“It is.”
“Then get me several clean pails of it. Warm the water—not hot, warm—and bring them up. I will need you to help me with your strength, so compose yourself. She is not entirely unconscious, and if you are not becalmed, she will notice. We don’t want anything to agitate her.”
“I could help,” Brentworth said.
Dr. Chalmers advanced into the room. “No, Your Grace, you cannot. Nor can the lady. What I am about to do is indelicate in the extreme, and I daresay if either of you are there, it will only make a bad situation worse.” He turned to Davina. “It is good you noticed her dehydration at once. The coachman mentioned it, so I brought something that might help. A clyster syringe is normally used to administer medicine, but it can also be a way to get water into a person. A lot of it, quickly. The body will absorb far more this way than spoonfuls by mouth.”
Davina knew that. She had been debating how to create a makeshift clyster if necessary. In ancient times, they used cleansed animal bladders. She doubted Mr. Bowman had any of those around.
Brentworth appeared impassive. If he knew what a clyster was, he was not showing it. However, he did not offer to assist the doctor again.
“Once the water is ready we will proceed.” Dr. Chalmers removed his frock coat while he spoke. “I will sit with her tonight. I expect the crisis to happen before morning and the final result to be apparent, one way or another.” He turned to Davina. “You most likely kept her alive. Know that, no matter how it ends. Now, I advise you to get some sleep. You are of no use to anyone if you become ill too.”
“I will take you back to your house,” Brentworth said.
“I really should stay—”
“No. There is nothing for you to do here. Come with me now.”
She did not want to go. It felt like an abandonment of the family. Yet, as she stood, she noticed that Mr. Bowman was busy in the kitchen warming the water and talking to his son. There was a point where helping became intrusion, and she might have reached it.
Back in the carriage, exhaustion settled on her like a damp blanket. She gazed out at the last light and tried to ignore that she sat across from a man who had kissed her today. A very nice kiss. Under other circumstances, if it had not been a kiss of pity, really, she might become girlish about it.
* * *
She slept at once. Her head nodded and she was gone from the world. Eric was both relieved and disappointed. Mostly the latter.
When he kissed her, he had realized that kiss had been a long time coming. Langford had seen that at once, but then, Langford had a special instinct when it came to sensual matters.
He watched her now, barely visible in the rising moon’s glow and the vague light from the swinging coach lamp in front. The qualities that impressed him were invisible now, with her vibrant eyes closed and her expressive face stilled. The self-confidence that had gone into that chamber to aid a woman she had not seen since girlhood—anyone who saw it would believe at once she would make a difference.

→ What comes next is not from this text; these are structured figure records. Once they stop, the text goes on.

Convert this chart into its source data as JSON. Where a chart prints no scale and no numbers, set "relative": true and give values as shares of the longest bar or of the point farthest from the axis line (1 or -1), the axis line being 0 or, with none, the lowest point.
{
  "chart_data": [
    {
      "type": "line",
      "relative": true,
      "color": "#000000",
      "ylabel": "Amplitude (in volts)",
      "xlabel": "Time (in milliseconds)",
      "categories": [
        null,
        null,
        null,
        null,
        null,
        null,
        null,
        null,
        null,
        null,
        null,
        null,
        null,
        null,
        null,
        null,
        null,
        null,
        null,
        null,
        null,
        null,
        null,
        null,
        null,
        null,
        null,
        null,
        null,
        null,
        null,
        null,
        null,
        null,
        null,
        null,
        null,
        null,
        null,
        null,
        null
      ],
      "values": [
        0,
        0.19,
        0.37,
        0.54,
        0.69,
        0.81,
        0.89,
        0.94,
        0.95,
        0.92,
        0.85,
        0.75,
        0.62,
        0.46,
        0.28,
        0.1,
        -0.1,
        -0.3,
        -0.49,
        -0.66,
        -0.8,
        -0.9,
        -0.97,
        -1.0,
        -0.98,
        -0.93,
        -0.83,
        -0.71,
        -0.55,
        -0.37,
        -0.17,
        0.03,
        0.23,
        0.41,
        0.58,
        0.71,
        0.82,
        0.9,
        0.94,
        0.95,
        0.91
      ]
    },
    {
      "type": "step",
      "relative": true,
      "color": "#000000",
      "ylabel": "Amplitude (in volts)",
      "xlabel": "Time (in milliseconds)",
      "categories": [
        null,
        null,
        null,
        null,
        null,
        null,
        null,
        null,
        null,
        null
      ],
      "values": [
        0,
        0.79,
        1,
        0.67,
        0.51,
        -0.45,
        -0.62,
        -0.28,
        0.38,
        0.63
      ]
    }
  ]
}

As soon as she closed that chamber door, both father and son had displayed improved spirits.
He readjusted himself so he could stretch out his legs. He was tired too, even if he had done nothing all day but pace. He should have gone with Napier. He had not even considered doing so. He supposed he had thought he might be needed if Louisa passed. Not by Mr. Bowman and the boy, but by Davina. The way she had wept in the garden, not with grief but with regret and frustration, said he had been right.

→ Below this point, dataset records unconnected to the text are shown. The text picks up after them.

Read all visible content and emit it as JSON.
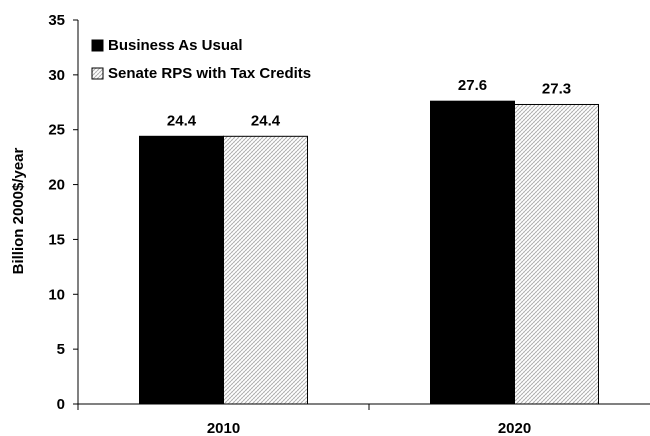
{
  "chart_data": {
    "type": "bar",
    "categories": [
      "2010",
      "2020"
    ],
    "series": [
      {
        "name": "Business As Usual",
        "values": [
          24.4,
          27.6
        ],
        "data_labels": [
          "24.4",
          "27.6"
        ],
        "fill": "#000000"
      },
      {
        "name": "Senate RPS with Tax Credits",
        "values": [
          24.4,
          27.3
        ],
        "data_labels": [
          "24.4",
          "27.3"
        ],
        "fill": "hatched-light-gray"
      }
    ],
    "title": "",
    "xlabel": "",
    "ylabel": "Billion 2000$/year",
    "ylim": [
      0,
      35
    ],
    "yticks": [
      "0",
      "5",
      "10",
      "15",
      "20",
      "25",
      "30",
      "35"
    ],
    "grid": false,
    "legend_position": "top-left"
  }
}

Not that he had any idea how he might help her. Not by kissing her; that was certain. That had been an impulse and a mistake. So often, those two things went together. Tomorrow, or the next day, or sometime in the future, he would have to speak of that with her. He was not sure what he would say.

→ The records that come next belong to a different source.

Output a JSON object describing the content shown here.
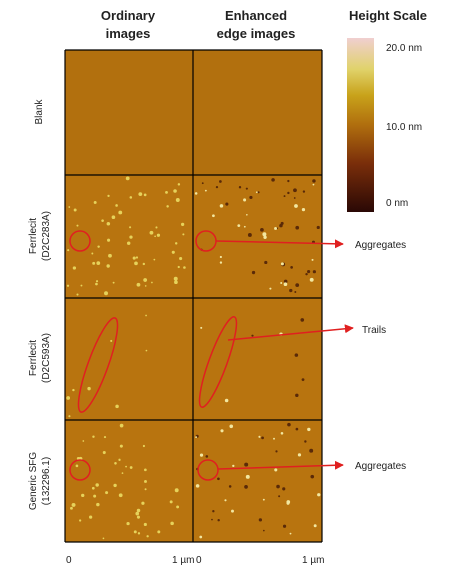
{
  "columns": [
    {
      "lines": [
        "Ordinary",
        "images"
      ]
    },
    {
      "lines": [
        "Enhanced",
        "edge images"
      ]
    }
  ],
  "rows": [
    {
      "lines": [
        "Blank"
      ]
    },
    {
      "lines": [
        "Ferrlecit",
        "(D2C283A)"
      ]
    },
    {
      "lines": [
        "Ferrlecit",
        "(D2C593A)"
      ]
    },
    {
      "lines": [
        "Generic SFG",
        "(132296.1)"
      ]
    }
  ],
  "height_scale": {
    "title": "Height Scale",
    "labels": [
      "20.0 nm",
      "10.0 nm",
      "0 nm"
    ]
  },
  "annotations": [
    "Aggregates",
    "Trails",
    "Aggregates"
  ],
  "x_axis": [
    "0",
    "1 µm",
    "0",
    "1 µm"
  ]
}
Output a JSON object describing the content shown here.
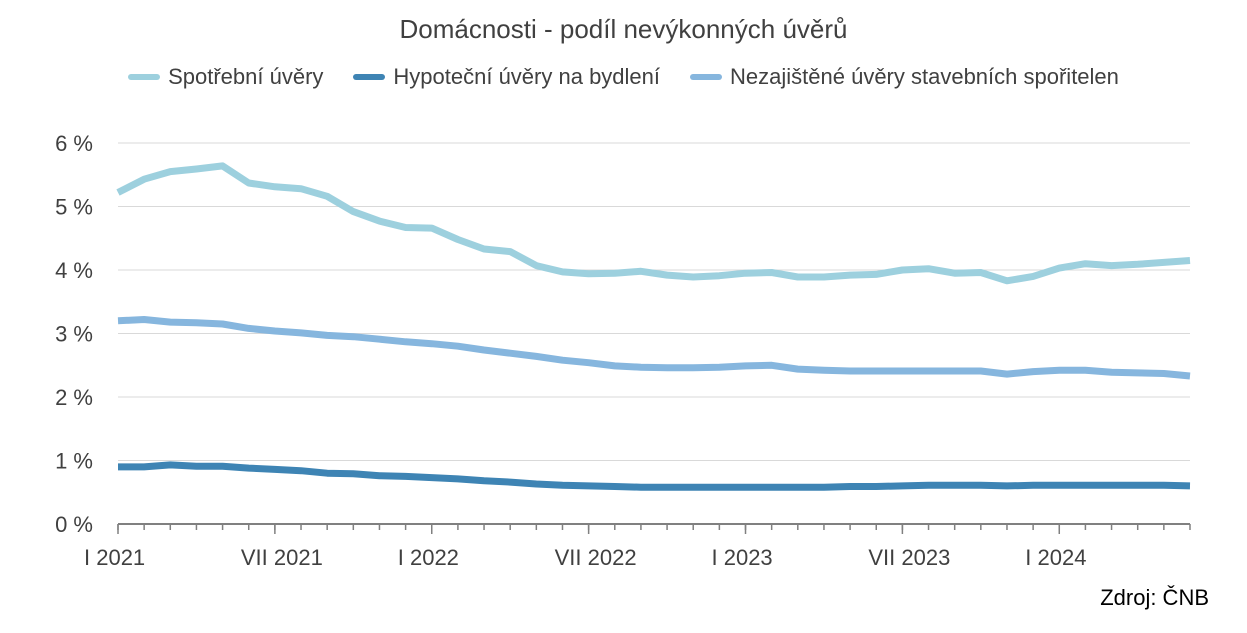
{
  "colors": {
    "spotrebni": "#9DD0DE",
    "hypotecni": "#3E84B4",
    "nezajistene": "#86B6DE",
    "grid": "#d9d9d9",
    "axis": "#808080"
  },
  "source_label": "Zdroj: ČNB",
  "chart_data": {
    "type": "line",
    "title": "Domácnosti - podíl nevýkonných úvěrů",
    "xlabel": "",
    "ylabel": "",
    "ylim": [
      0,
      6
    ],
    "yticks": [
      0,
      1,
      2,
      3,
      4,
      5,
      6
    ],
    "ytick_labels": [
      "0 %",
      "1 %",
      "2 %",
      "3 %",
      "4 %",
      "5 %",
      "6 %"
    ],
    "x_tick_labels": [
      {
        "index": 0,
        "label": "I 2021"
      },
      {
        "index": 6,
        "label": "VII 2021"
      },
      {
        "index": 12,
        "label": "I 2022"
      },
      {
        "index": 18,
        "label": "VII 2022"
      },
      {
        "index": 24,
        "label": "I 2023"
      },
      {
        "index": 30,
        "label": "VII 2023"
      },
      {
        "index": 36,
        "label": "I 2024"
      }
    ],
    "x": [
      "I 2021",
      "II 2021",
      "III 2021",
      "IV 2021",
      "V 2021",
      "VI 2021",
      "VII 2021",
      "VIII 2021",
      "IX 2021",
      "X 2021",
      "XI 2021",
      "XII 2021",
      "I 2022",
      "II 2022",
      "III 2022",
      "IV 2022",
      "V 2022",
      "VI 2022",
      "VII 2022",
      "VIII 2022",
      "IX 2022",
      "X 2022",
      "XI 2022",
      "XII 2022",
      "I 2023",
      "II 2023",
      "III 2023",
      "IV 2023",
      "V 2023",
      "VI 2023",
      "VII 2023",
      "VIII 2023",
      "IX 2023",
      "X 2023",
      "XI 2023",
      "XII 2023",
      "I 2024",
      "II 2024",
      "III 2024",
      "IV 2024",
      "V 2024",
      "VI 2024"
    ],
    "grid": true,
    "legend_position": "top",
    "series": [
      {
        "name": "Spotřební úvěry",
        "color_key": "spotrebni",
        "values": [
          5.22,
          5.43,
          5.55,
          5.59,
          5.64,
          5.37,
          5.31,
          5.28,
          5.16,
          4.92,
          4.77,
          4.67,
          4.66,
          4.48,
          4.33,
          4.29,
          4.07,
          3.97,
          3.94,
          3.95,
          3.98,
          3.92,
          3.89,
          3.91,
          3.95,
          3.96,
          3.89,
          3.89,
          3.92,
          3.93,
          4.0,
          4.02,
          3.95,
          3.96,
          3.83,
          3.9,
          4.03,
          4.1,
          4.07,
          4.09,
          4.12,
          4.15
        ]
      },
      {
        "name": "Hypoteční úvěry na bydlení",
        "color_key": "hypotecni",
        "values": [
          0.9,
          0.9,
          0.93,
          0.91,
          0.91,
          0.88,
          0.86,
          0.84,
          0.8,
          0.79,
          0.76,
          0.75,
          0.73,
          0.71,
          0.68,
          0.66,
          0.63,
          0.61,
          0.6,
          0.59,
          0.58,
          0.58,
          0.58,
          0.58,
          0.58,
          0.58,
          0.58,
          0.58,
          0.59,
          0.59,
          0.6,
          0.61,
          0.61,
          0.61,
          0.6,
          0.61,
          0.61,
          0.61,
          0.61,
          0.61,
          0.61,
          0.6
        ]
      },
      {
        "name": "Nezajištěné úvěry stavebních spořitelen",
        "color_key": "nezajistene",
        "values": [
          3.2,
          3.22,
          3.18,
          3.17,
          3.15,
          3.08,
          3.04,
          3.01,
          2.97,
          2.95,
          2.91,
          2.87,
          2.84,
          2.8,
          2.74,
          2.69,
          2.64,
          2.58,
          2.54,
          2.49,
          2.47,
          2.46,
          2.46,
          2.47,
          2.49,
          2.5,
          2.44,
          2.42,
          2.41,
          2.41,
          2.41,
          2.41,
          2.41,
          2.41,
          2.36,
          2.4,
          2.42,
          2.42,
          2.39,
          2.38,
          2.37,
          2.33
        ]
      }
    ]
  }
}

Something emerged in me that I have buried for years and I was not myself. He would sound like a fool if he said that, true though it might be. Nor did he mind that he had succumbed to impulse. To passion. To recklessness. After ten years of controlling that part of himself, he had reveled in its victory over his better sense. But for her sleeping, he might have done so again here, in the dark. Instead, he rode in silence, listening to her calm, deep breaths, while memories pressed on him of how destructive true passion could be.
He had Napier stop in the village as they rode through, and sent him to a tavern to buy a basket of hot food and some wine. Davina dozed through it all. When they reached her house, he needed to jostle her awake and enjoyed that brief touch more than he should.
She blinked and straightened, then looked out the window. “We are here so soon?”
“You were sound asleep.”
She wiped her eyes. “What is that?” She pointed to the basket.
“Food from the tavern. I cannot promise it is any good, but it should still be hot enough. You have not eaten all day.”
“Nor have you.”
“I will dine when I return to Newcastle.”
“That is a long way. We can share what is in there.”
He should decline and start on that long way. He didn’t.
He carried the basket into the house. She found a flint and lit a lamp, then led him back to the kitchen.
“I hope this will do. The dining room is not clean.” She found another lamp and lit it, then knelt and built up the fire a bit in the hearth.